BROR ‘OLLE’ E. OLSSON

   CALAIS – Bror “Olle” Edvin Olsson, 87, husband of Lillian (Theriault) Olsson, died Sept. 8, 2002, at a Bangor hospital. He was born in Angelhom [sic], Sweden, October 23, 1914, the son of Edvard and Marta (Jonsson) Olsson.

     He owned and operated restaurants in Calais for 50 years. Olle was a lifetime member and past president and past district governor of the Calais Lions Club. He was a member of the St. Croix Lodge No. 46 of Calais for 45 years; a member of the York Rite Bodies of Calais and Anah Shrine of Bangor.
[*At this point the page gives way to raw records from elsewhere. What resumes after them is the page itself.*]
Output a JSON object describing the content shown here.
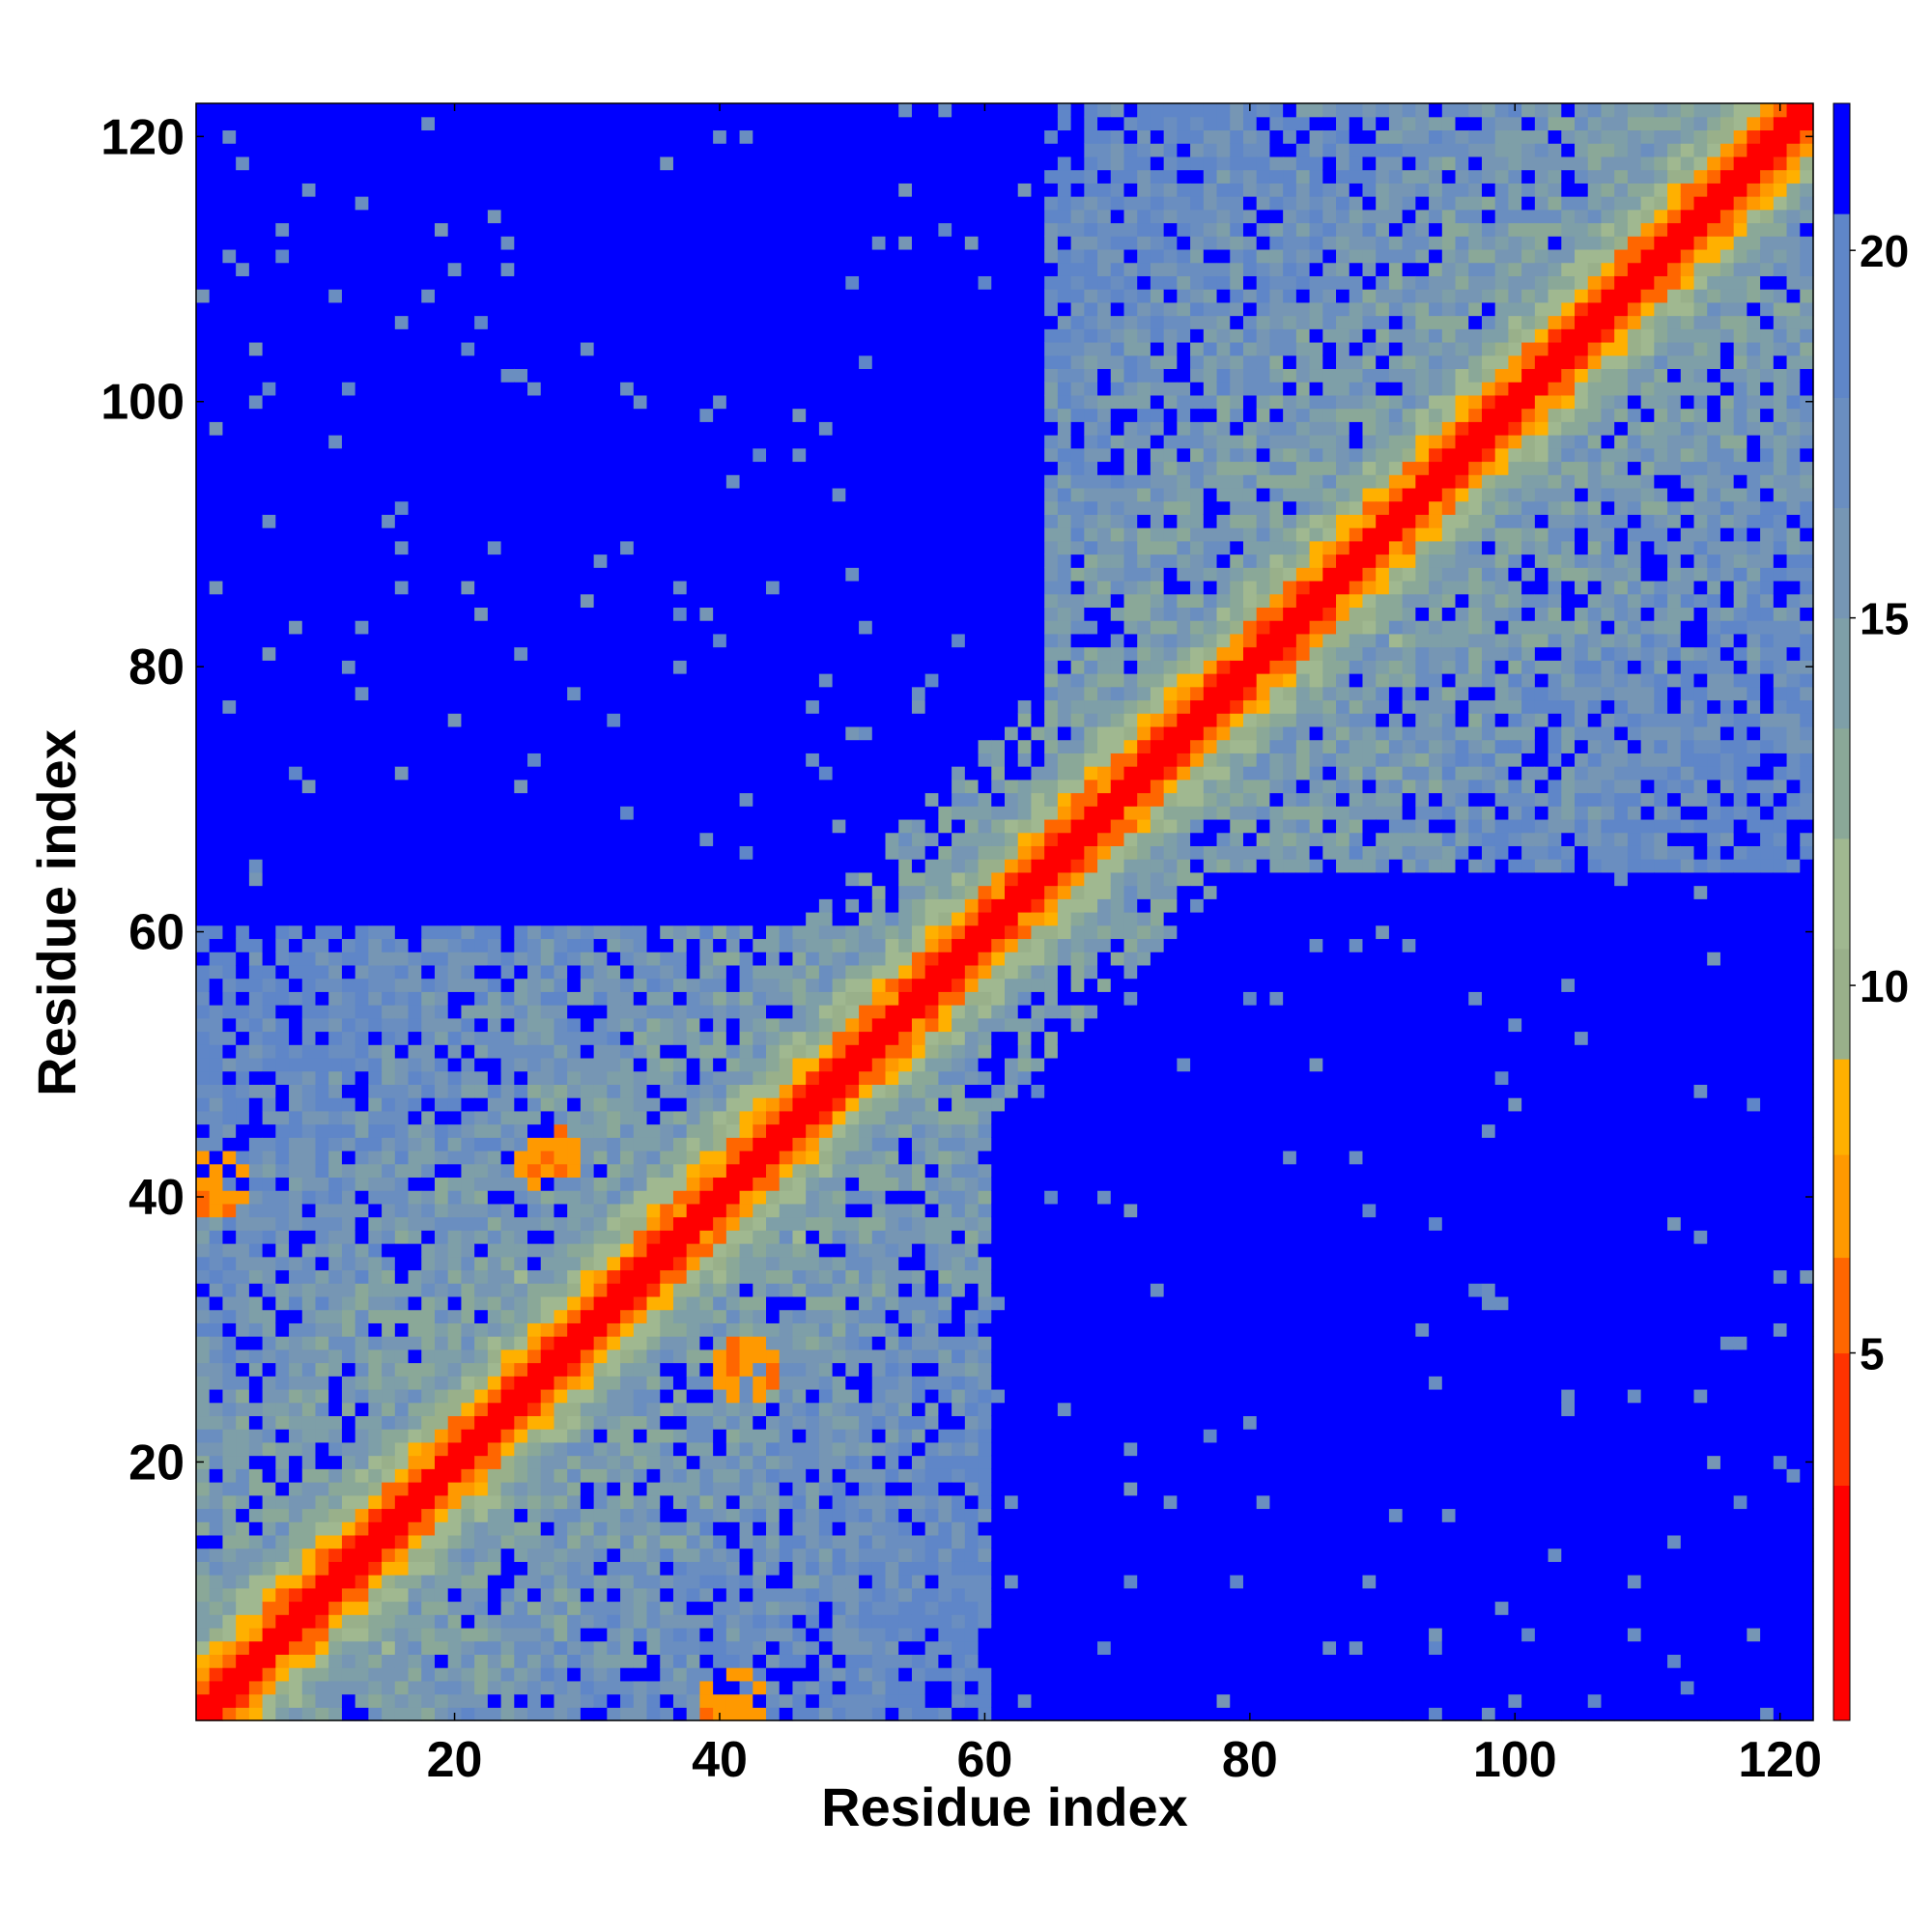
{
  "chart_data": {
    "type": "heatmap",
    "title": "",
    "xlabel": "Residue index",
    "ylabel": "Residue index",
    "n_residues": 122,
    "xlim": [
      0.5,
      122.5
    ],
    "ylim": [
      0.5,
      122.5
    ],
    "x_ticks": [
      20,
      40,
      60,
      80,
      100,
      120
    ],
    "y_ticks": [
      20,
      40,
      60,
      80,
      100,
      120
    ],
    "x_tick_labels": [
      "20",
      "40",
      "60",
      "80",
      "100",
      "120"
    ],
    "y_tick_labels": [
      "20",
      "40",
      "60",
      "80",
      "100",
      "120"
    ],
    "colorbar": {
      "range": [
        0,
        22
      ],
      "ticks": [
        5,
        10,
        15,
        20
      ],
      "tick_labels": [
        "5",
        "10",
        "15",
        "20"
      ],
      "levels": [
        {
          "min": 0,
          "max": 3.2,
          "color": "#ff0000"
        },
        {
          "min": 3.2,
          "max": 5,
          "color": "#ff3300"
        },
        {
          "min": 5,
          "max": 6.3,
          "color": "#ff6600"
        },
        {
          "min": 6.3,
          "max": 7.7,
          "color": "#ff9900"
        },
        {
          "min": 7.7,
          "max": 9,
          "color": "#ffb000"
        },
        {
          "min": 9,
          "max": 10.5,
          "color": "#99b08a"
        },
        {
          "min": 10.5,
          "max": 12,
          "color": "#a0b890"
        },
        {
          "min": 12,
          "max": 13.5,
          "color": "#8aa898"
        },
        {
          "min": 13.5,
          "max": 15,
          "color": "#7e9fa8"
        },
        {
          "min": 15,
          "max": 16.5,
          "color": "#7696b4"
        },
        {
          "min": 16.5,
          "max": 18,
          "color": "#6a8ec0"
        },
        {
          "min": 18,
          "max": 20.5,
          "color": "#5f86c8"
        },
        {
          "min": 20.5,
          "max": 22,
          "color": "#0000ff"
        }
      ]
    },
    "regions": {
      "blocks": [
        {
          "x": [
            1,
            60
          ],
          "y": [
            1,
            60
          ],
          "mean": 15.5
        },
        {
          "x": [
            65,
            122
          ],
          "y": [
            65,
            122
          ],
          "mean": 15.5
        }
      ],
      "hot_spots": [
        {
          "x": 27,
          "y": 43,
          "value": 6
        },
        {
          "x": 42,
          "y": 27,
          "value": 6
        },
        {
          "x": 2,
          "y": 41,
          "value": 6
        },
        {
          "x": 41,
          "y": 2,
          "value": 6
        },
        {
          "x": 96,
          "y": 98,
          "value": 6
        },
        {
          "x": 98,
          "y": 96,
          "value": 6
        }
      ],
      "background_value": 22
    }
  }
}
     He was predeceased by his parents; his first wife, Iris Olsson; one brother and three sisters. Surviving, in addition to his wife of Calais, are two daughters, Donna and her husband, Seth Weston of Billings, Mont., Melody Olsson of Calais; two stepsons, Michael and his wife Jeanne Goodine of Mesa, Ariz., David and his wife, Kathy Goodine of Alexander; 12 grand- children, seven great-grand- children, three brothers, seven sisters, all of Sweden, nieces and nephews.  

     Services will be held 2 p.m. Thursday, Sept. 12, 2002, at the Calais Methodist Church, Main Street, Calais. Gifts in his memory may be sent to the Shriners Hospitals for Children, care of Anah Shrine Center, P.O. Box 735, Bangor, ME 04402-0735. Arrangements by Memorial Alternatives, 1225 Broadway, Bangor.